Il governo, nell’ultima manovra approvata il 30 dicembre, ha disposto l’immediata soppressione della convenzione, con una perdita secca per la radio di circa 5 milioni di euro.

Francia, in sostegno ai freelance sindacati contro Mondadori

«In occasione della vendita di Mondadori France a Reworld Media, i due gruppi pretendono di limitare ai soli giornalisti professionisti dipendenti l’esercizio della cosiddetta ‘clausola di cessione’ e di escludere gli oltre 500 giornalisti freelance di Mondadori France».

È la denuncia del sindacato francese Snj Cgt che in una nota denuncia la «nuova linea rossa attraversata da questi due gruppi».

La ‘clausola’ disciplinata dall’articolo L7112-5 del Codice del lavoro riguarda tutti i giornalisti professionisti, compresi quelli pagati come freelance.

«Intendiamo far valere questo diritto con tutti i mezzi – scrivono i sindacati – e porre fine agli eccessi inaccettabili dei gruppi editoriali».

Pechino-Roma, a Crimi piacciono i media di stato cinesi

Oggi 19 marzo a Roma, al Maxxi, per celebrare l’arrivo del presidente cinese Xi Jinping (a Roma da giovedì sera) si terrà un interessante incontro, con la partecipazione del ministero dell’informazione cinese.

L’argomento: le partnership tra Cina e Italia nel settore dei media.
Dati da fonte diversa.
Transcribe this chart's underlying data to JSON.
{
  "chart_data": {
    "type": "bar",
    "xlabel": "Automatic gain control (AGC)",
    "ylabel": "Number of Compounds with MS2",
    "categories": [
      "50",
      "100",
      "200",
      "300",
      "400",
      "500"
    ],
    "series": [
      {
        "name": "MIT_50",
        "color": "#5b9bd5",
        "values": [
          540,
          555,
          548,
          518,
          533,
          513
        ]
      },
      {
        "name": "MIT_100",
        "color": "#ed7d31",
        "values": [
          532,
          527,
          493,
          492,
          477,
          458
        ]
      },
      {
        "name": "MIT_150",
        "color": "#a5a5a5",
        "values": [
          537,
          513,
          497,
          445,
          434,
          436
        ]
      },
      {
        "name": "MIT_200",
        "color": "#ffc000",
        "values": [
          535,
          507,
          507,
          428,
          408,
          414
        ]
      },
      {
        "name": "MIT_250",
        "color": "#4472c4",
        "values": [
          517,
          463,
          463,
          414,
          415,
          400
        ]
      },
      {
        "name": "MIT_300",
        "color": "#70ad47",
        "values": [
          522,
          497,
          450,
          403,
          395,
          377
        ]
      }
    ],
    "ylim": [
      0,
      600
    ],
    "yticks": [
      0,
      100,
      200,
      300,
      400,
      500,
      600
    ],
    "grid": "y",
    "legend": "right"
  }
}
Si prevede infatti che alcuni gruppi editoriali cinesi formalizzeranno accordi con quelli italiani, come ad esempio il Sole24ore.

Tanti gli ospiti, da Jiang Jianguo, il vice ministro della comunicazione del Pcc (cioè la propaganda), l’ambasciatore cinese in Italia, l’immancabile Michele Geraci e infine Vito Crimi, il castigatore dei contributi statali alla stampa.

Ma se lo stato è la Cina? Va bene.

Aggiornamento del 21 marzo ore 17

La presidenza del consiglio ha aperto le procedure di accredito a giornalisti, fotografi e operatori.